The class must learn to support one another. This game involves everyone working together.
- Make a giant circle.
- Move in closer until you are shoulder to shoulder.
- Everyone turn to the right.
- Now, GENTLY sit down.
- You should all be supporting one another to sit.
I’m sure you have heard of this one before. But ordering is a great way to get your students to learn “body language.” The main rule in ordering is there is not talking. The rest is up to them.
- Pick a topic. Order by birthday, alphabetically, how many pets you have.
- Go – Students order themselves based on your instructions.
- Once ordered, have them answer the question (what’s your birthday, what does your name start with, etc.) to check how accurate they were in ordering.
Peanut Butter Pit
The goal of this one is for the entire class to get across the “peanut butter pit” without falling in and only with the given materials. (Hint: Someone is going to have to go back each time to get the rest).
- Give the class 4 boards.
- Put everyone on one side of the classroom (if it’s nice you can always try outside).
- Then have them figure out how to get everyone across.
- Rule: You cannot throw the boards. The only way to move them is to HAND them to another person.
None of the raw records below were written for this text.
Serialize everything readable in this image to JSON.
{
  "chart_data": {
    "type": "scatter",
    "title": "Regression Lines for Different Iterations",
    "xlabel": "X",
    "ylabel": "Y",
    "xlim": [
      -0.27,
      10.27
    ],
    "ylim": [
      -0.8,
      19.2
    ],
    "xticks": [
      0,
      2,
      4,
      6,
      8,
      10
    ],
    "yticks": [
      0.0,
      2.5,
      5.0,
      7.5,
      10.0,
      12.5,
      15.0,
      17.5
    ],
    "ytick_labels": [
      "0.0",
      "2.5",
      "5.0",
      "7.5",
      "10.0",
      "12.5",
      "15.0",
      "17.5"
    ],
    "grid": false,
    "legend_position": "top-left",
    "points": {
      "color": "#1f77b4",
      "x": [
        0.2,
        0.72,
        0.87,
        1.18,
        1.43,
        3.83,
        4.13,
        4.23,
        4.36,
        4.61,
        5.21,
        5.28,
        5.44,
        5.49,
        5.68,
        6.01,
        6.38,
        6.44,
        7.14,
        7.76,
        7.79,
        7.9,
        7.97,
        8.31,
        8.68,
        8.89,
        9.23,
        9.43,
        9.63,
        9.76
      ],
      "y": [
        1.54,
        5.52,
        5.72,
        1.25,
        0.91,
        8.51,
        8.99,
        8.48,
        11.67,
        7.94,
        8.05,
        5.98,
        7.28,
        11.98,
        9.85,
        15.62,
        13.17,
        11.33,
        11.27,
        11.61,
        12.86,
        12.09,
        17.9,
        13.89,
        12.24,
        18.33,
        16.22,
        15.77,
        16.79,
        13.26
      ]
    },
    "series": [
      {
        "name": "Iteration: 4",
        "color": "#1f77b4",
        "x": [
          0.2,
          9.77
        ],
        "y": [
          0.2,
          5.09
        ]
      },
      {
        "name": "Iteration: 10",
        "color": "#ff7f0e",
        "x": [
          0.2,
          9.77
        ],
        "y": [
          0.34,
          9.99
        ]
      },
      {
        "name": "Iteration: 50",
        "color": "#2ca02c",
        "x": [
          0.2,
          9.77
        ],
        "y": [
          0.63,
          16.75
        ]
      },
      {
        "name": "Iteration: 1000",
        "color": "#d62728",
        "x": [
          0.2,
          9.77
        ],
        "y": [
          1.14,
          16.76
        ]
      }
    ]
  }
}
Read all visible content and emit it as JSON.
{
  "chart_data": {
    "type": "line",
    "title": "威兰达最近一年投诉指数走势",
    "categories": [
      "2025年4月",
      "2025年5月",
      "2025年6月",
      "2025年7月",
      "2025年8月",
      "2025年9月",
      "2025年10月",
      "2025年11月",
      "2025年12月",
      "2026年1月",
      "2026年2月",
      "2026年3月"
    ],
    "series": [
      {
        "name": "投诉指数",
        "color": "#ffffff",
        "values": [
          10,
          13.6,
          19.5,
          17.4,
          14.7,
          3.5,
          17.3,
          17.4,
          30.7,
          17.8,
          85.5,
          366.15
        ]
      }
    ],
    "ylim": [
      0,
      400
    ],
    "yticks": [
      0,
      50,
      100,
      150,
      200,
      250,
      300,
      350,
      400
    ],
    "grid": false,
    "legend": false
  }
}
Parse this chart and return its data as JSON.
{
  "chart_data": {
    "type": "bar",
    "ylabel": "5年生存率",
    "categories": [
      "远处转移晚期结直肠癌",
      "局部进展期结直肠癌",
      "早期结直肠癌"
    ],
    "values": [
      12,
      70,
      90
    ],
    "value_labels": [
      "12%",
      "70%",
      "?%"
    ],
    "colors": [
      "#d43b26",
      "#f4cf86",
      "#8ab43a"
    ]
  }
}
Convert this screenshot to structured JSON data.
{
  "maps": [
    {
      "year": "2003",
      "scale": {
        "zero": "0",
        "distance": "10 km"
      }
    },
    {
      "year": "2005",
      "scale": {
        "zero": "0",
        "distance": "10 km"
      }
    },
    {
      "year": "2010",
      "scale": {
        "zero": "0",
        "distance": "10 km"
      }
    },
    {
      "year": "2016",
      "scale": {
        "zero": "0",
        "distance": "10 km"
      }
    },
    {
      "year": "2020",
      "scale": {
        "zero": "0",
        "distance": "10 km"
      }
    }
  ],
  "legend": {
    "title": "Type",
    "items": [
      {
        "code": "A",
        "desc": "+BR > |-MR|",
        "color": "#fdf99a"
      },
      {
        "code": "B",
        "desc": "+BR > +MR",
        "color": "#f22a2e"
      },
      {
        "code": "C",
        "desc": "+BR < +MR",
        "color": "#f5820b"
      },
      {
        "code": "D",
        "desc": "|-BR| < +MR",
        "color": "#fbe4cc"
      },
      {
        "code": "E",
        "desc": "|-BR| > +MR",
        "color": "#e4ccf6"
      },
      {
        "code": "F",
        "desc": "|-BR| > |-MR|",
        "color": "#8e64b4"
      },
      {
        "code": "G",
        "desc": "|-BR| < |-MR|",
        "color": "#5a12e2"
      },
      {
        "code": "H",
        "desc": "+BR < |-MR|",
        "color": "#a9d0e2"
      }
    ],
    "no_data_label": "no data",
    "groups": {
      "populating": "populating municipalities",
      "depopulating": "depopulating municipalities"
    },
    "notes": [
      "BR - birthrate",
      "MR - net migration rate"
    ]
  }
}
- If someone falls off, they have to go back to the start side (just that person, not the entire group.)
This is a really good way to assess if students know your expectations. This is a great game to play after the first week of school or throughout the year to review your procedures and expectations. (You can get charade FREEBIES in this article: 4 Fun Ways to Ensure Your Expectations are Met).
- Divide the class into groups of 3-4 students.
- Handout a charade card for each round.
- The groups act out the procedure. (They get 10 secs to plan before “performing.”)
4 Corners of Fear
I think almost everyone knows how to play 4 corners. This time, take away the “guesser” and get an idea of how your students feel.
- Label the corners 1-4. 1 is not at all. 2 is kind of. 3 I am fearful. 4 -Terrified.
- Call out situations and have the students go to that corner. This is a good way to let students know they aren’t alone in their fears.
- Examples of fears: sharks, the dark, spiders, math tests, cold, scary movies, reading in front of a group, being in a talent show, etc.)
4 Corners of Love
Just like 4 Corners of Fear but change all topics to things you love. Examples – horses, dogs, writing, math, singing, sports, etc.
Create a small bulletin board or graffiti wall where kids can write compliments. Encourage them to focus on the inside. What attributes are really at the core of someone.